Les complotistes tentent de s’emparer de la lutte contre la pédocriminalité    

Avec la récente polémique déclenchée sur le plateau de Cyril Hanouna à propos de l’Adrénochrome on constate que de nombreux récits complotistes n’hésitent pas à utiliser ou à déformer les violences commises sur des mineurs.

Au sein de la sphère complotiste circulent en effet de nombreux récits mettant en scène des disparitions massives d’enfants, des trafics sexuels de mineurs ou encore des sacrifices rituels. L’ethnologue Véronique Campion-Vincent parle de figure de « l’enfant-proie ». Si la pédocriminalité est bien une réalité, la complosphère détourne ces drames et évoque des réseaux puissants qui maniganceraient des exploitations d’enfants kidnappés. On peut citer à titre d’exemple la mouvance conspirationniste QAnon qui est persuadée de l’existence d’un réseau mondial de trafic sexuel d’enfants dirigé par des « élites pédosatanistes ».

Dans l’histoire, ces accusations sont souvent le fruit de la littérature antisémite. Aujourd’hui ces récits se basent sur les nombreux faits divers à propos d’enfants disparus. « L’enfant-taupe » enfermé dans des lieux souterrains et qu’il faudrait délivrer est devenu un élément central de nombreuses doctrines complotistes. Si bien qu’un fait divers comme l’éruption d’un volcan est alors interprété comme une tentative de libération de ces enfants retenus.

Les associations œuvrant dans la lutte contre la pédocriminalité se retrouvent parasitées par ces individus et ces discours complotistes.
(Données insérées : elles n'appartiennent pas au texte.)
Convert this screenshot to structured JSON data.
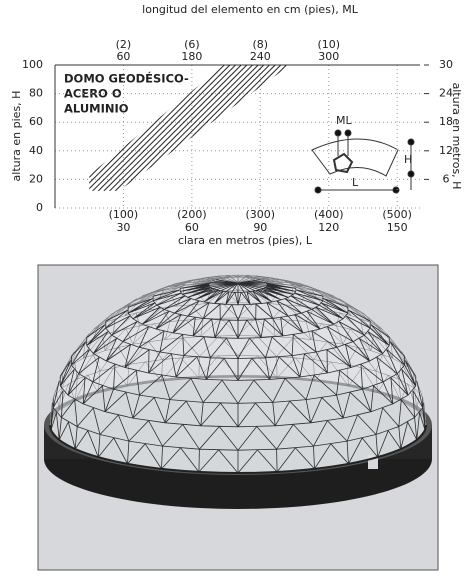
{
  "chart_data": {
    "type": "area",
    "x_label": "clara en metros (pies), L",
    "x2_label": "longitud del elemento en cm (pies), ML",
    "y_label": "altura en pies, H",
    "y2_label": "altura en metros, H",
    "xlim": [
      0,
      160
    ],
    "xticks": [
      30,
      60,
      90,
      120,
      150
    ],
    "xtick_feet": [
      "(100)",
      "(200)",
      "(300)",
      "(400)",
      "(500)"
    ],
    "x2_categories": [
      "60",
      "180",
      "240",
      "300"
    ],
    "x2_feet": [
      "(2)",
      "(6)",
      "(8)",
      "(10)"
    ],
    "ylim": [
      0,
      100
    ],
    "yticks": [
      0,
      20,
      40,
      60,
      80,
      100
    ],
    "y2lim": [
      0,
      30
    ],
    "y2ticks": [
      6,
      12,
      18,
      24,
      30
    ],
    "grid": true,
    "band": {
      "x": [
        15,
        15,
        74,
        103,
        28
      ],
      "y": [
        12,
        23,
        100,
        100,
        12
      ],
      "color": "#222"
    },
    "annotation": [
      "DOMO GEODÉSICO-",
      "ACERO O",
      "ALUMINIO"
    ],
    "diagram_labels": [
      "ML",
      "H",
      "L"
    ]
  }
}
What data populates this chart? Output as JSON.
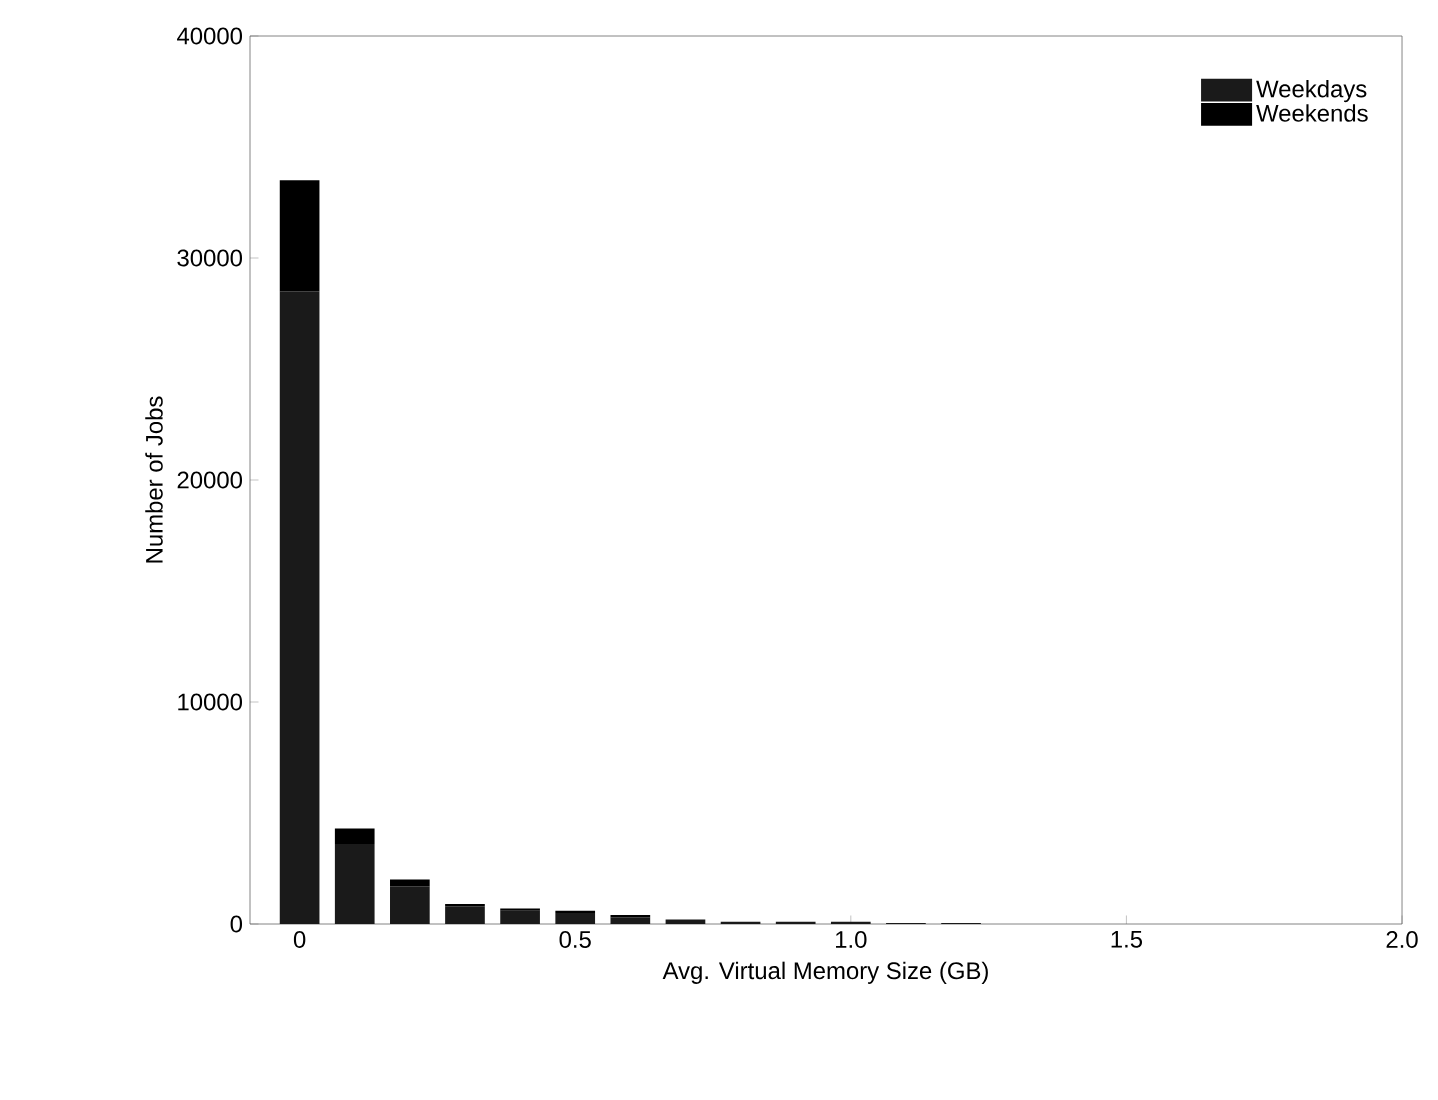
{
  "chart_data": {
    "type": "bar",
    "stacked": true,
    "xlabel": "Avg. Virtual Memory Size (GB)",
    "ylabel": "Number of Jobs",
    "x": [
      0,
      0.1,
      0.2,
      0.3,
      0.4,
      0.5,
      0.6,
      0.7,
      0.8,
      0.9,
      1.0,
      1.1,
      1.2
    ],
    "series": [
      {
        "name": "Weekdays",
        "color": "#1a1a1a",
        "values": [
          28500,
          3600,
          1700,
          800,
          600,
          500,
          300,
          200,
          100,
          100,
          100,
          50,
          50
        ]
      },
      {
        "name": "Weekends",
        "color": "#000000",
        "values": [
          5000,
          700,
          300,
          100,
          100,
          100,
          100,
          null,
          null,
          null,
          null,
          null,
          null
        ]
      }
    ],
    "xlim": [
      -0.09,
      2.0
    ],
    "ylim": [
      0,
      40000
    ],
    "xticks": [
      0,
      {
        "value": 0.5,
        "label": "0.5"
      },
      {
        "value": 1.0,
        "label": "1.0"
      },
      {
        "value": 1.5,
        "label": "1.5"
      },
      {
        "value": 2.0,
        "label": "2.0"
      }
    ],
    "yticks": [
      0,
      10000,
      20000,
      30000,
      40000
    ],
    "legend": "top right"
  }
}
Le chercheur canadien Marc-André Argentino a identifié « 114 groupes qui se présentent comme en lutte contre les trafics d’enfants mais sont de fait dominés par des contenus QAnon ». Les associations déplorent que les complotistes renvoient une image erronée, fantasmée et caricaturée de la pédocriminalité qui serait le fait de puissants dirigeants pédosatanistes. Les chiffres montrent pourtant que dans 94% des cas les auteurs d’agression sexuelle font partie du cercle familial de la victime.

Pour Sebastien Dieguez, ces théories servent surtout à diaboliser les adversaires désignés et moins à lutter contre la pédocriminalité. Il constate que ces récits pédocriminels présentent des intérêts pour la communauté complotiste comme d’attirer plus de femmes et apparaître comme des héros.